There had been several police raids of such nightclubs that night, which resulted in the arrests of 20 women suspected to be linked to vice-related activities in three of these venues, and so the scene was quieter than usual as word got around of these raids.

However, some establishments continued to offer “pretty girls to look at” when approached by TODAY reporters posing as customers, though with a caveat to come back in a week’s time after the heat from the latest string of Covid-19 clusters has abated.

One staff member of a KTV club in Parklane Shopping Mall said that by then, there will be hostesses from China to entertain customers, though those from Vietnam were unlikely to return any time soon.

A number of establishments that had advertised similar services in the past were also in business when TODAY visited, though there were no hostesses in sight.

One of them, Club Royal located along Beach Road, had posted job listings on Facebook in January for waitresses who can “carry on a conversation or (are) good at drinking games”. They denied offering hostess services to customers when approached.

Club Royal, a former KTV club located along Beach Road, said it has fully pivoted to being a food-and-beverage business, adding that earnings have been bad since it is not known for its food. Photo: Ooi Boon Keong/TODAY

Club Royal claimed to have pivoted to an F&B business, adding that earnings have been bad since it is not known for its food.

Its managers said that the club will insist that its patrons buy food instead of only drinks, and stated that they also do not allow customers to sing, play games or darts within their private lounges.

The safety regulations forbid establishments from selling alcohol after 10.30pm.

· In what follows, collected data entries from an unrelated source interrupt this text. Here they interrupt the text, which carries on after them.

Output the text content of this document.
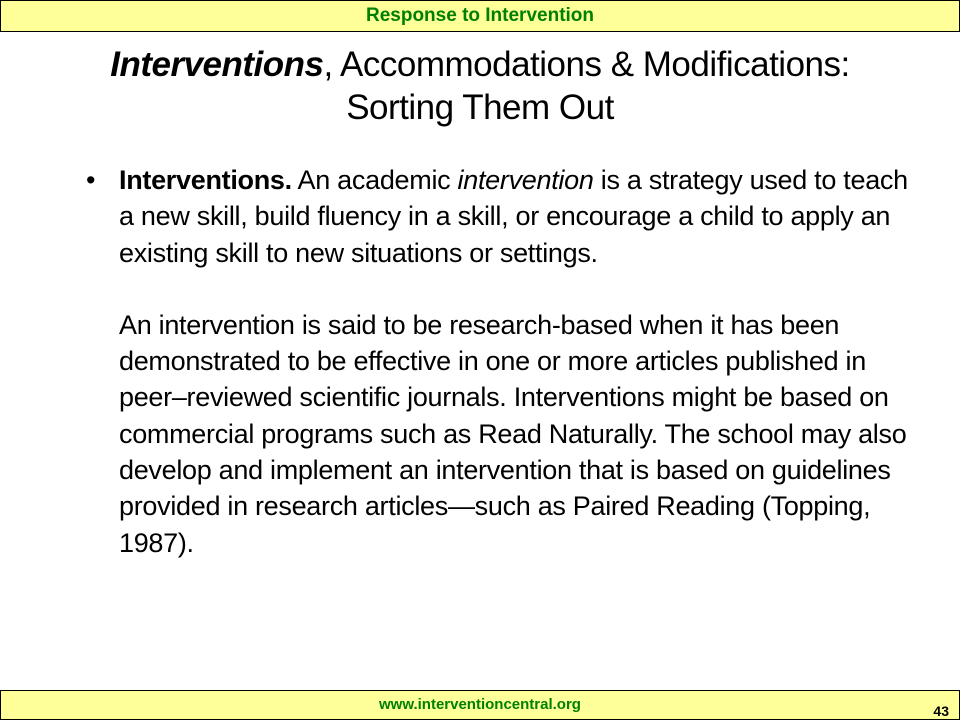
Response to Intervention
Interventions, Accommodations & Modifications:
Sorting Them Out
• Interventions. An academic intervention is a strategy used to teach a new skill, build fluency in a skill, or encourage a child to apply an existing skill to new situations or settings.
An intervention is said to be research-based when it has been demonstrated to be effective in one or more articles published in peer–reviewed scientific journals. Interventions might be based on commercial programs such as Read Naturally. The school may also develop and implement an intervention that is based on guidelines provided in research articles—such as Paired Reading (Topping, 1987).
www.interventioncentral.org	43
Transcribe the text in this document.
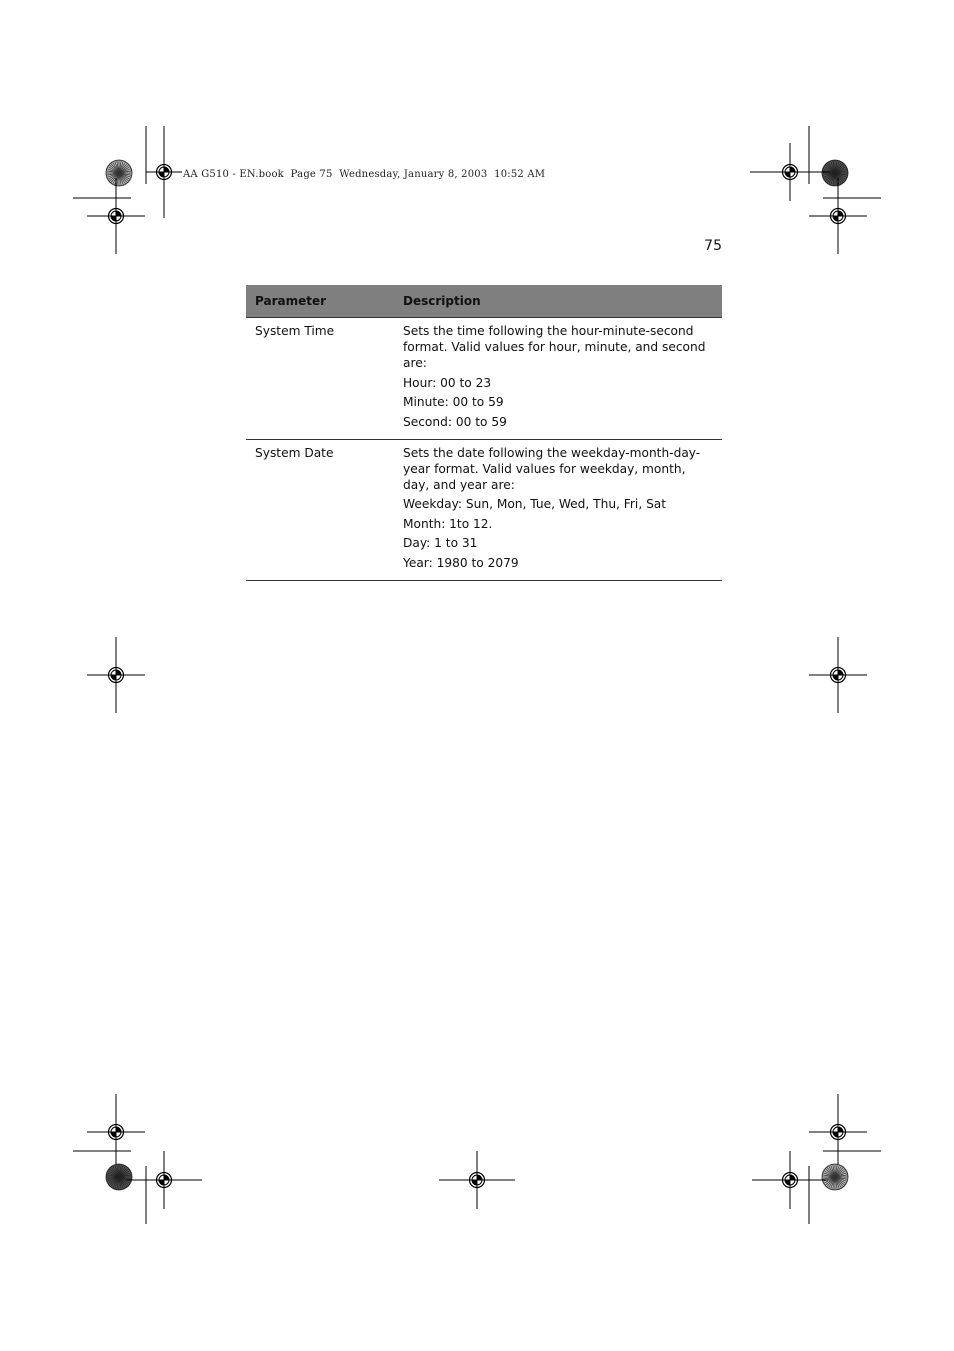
AA G510 - EN.book  Page 75  Wednesday, January 8, 2003  10:52 AM
75
Parameter	Description
System Time	Sets the time following the hour-minute-second format. Valid values for hour, minute, and second are:
Hour: 00 to 23
Minute: 00 to 59
Second: 00 to 59

System Date	Sets the date following the weekday-month-day-year format. Valid values for weekday, month, day, and year are:
Weekday: Sun, Mon, Tue, Wed, Thu, Fri, Sat
Month: 1to 12.
Day: 1 to 31
Year: 1980 to 2079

No singing, dancing, musical performance or entertainment screenings are permitted.

“While we operate like this (under an F&B licence), we also know there are places that continue to allow singing, call hostesses and sell beer after 10.30pm for S$200 per tower (of beer),” one of the managers who did not want to be identified said.

The club added that the reality is that some KTV lounges will try to skirt the rules.

Operators try to avoid responsibility by saying that these hostesses are customers and guests, too, so there is no reason for the clubs to refuse entry to them just because they are women from Vietnam or elsewhere.

It is also difficult to differentiate between legitimate waitresses and hostesses, the Club Royal managers said.

Several KTV lounges known to offer hostess services in the past declined comment when approached.

OTHER KTV OPERATORS TRYING TO PIVOT

The controversy surrounding these KTV businesses is causing anxiety among those who are trying to pivot to F&B while abiding by the ever-changing safety regulations.

On Joo Chiat Road, the 56-year-old owner of S Box Karaoke, who wanted to be known only as Mr Chew, said that the negative media coverage of this expanding cluster will likely cause customers to stay away from his place.

“The black sheep makes things worse for us all,” he said in Mandarin, adding that his F&B business is earning around 70 per cent less than before and is struggling to pay the S$8,500 monthly rent.

Another Joo Chiat establishment, SCFC KTV, decided to shed its image as a KTV lounge and convert itself into a cafe, replacing its beer posters with pictures of kaya toast and coffee.

Ms Chen Meng Yuan, manager of 309 Coffee.Bar on Joo Chiat Road. The cafe was formerly a KTV lounge. Photo: Nuria Ling/TODAY Madam Chen Meng Yuan, 34, who manages the newly renamed 309 Coffee.Bar, said that the idea came to her because the rules that had kept nightlife operators in check made it unsustainable for them to continue as a nightclub.

The cafe, which becomes a bar in the evening, still resembles a karaoke lounge. The gold-themed wall decorations were not removed in order to save on renovation costs, and lion-head motifs still dot the place.

Mdm Chen said that the profit margins of selling coffee and toast will never match those of past KTV business.

“Perhaps, others have different ways of doing business,” she said in Mandarin, referring to the KTV clubs that continue to flout the rules.

“For us, we rather do less business than to work around loopholes in the Government’s regulations, and because this is a pandemic, we don’t want our customers to fall sick with Covid-19, too.”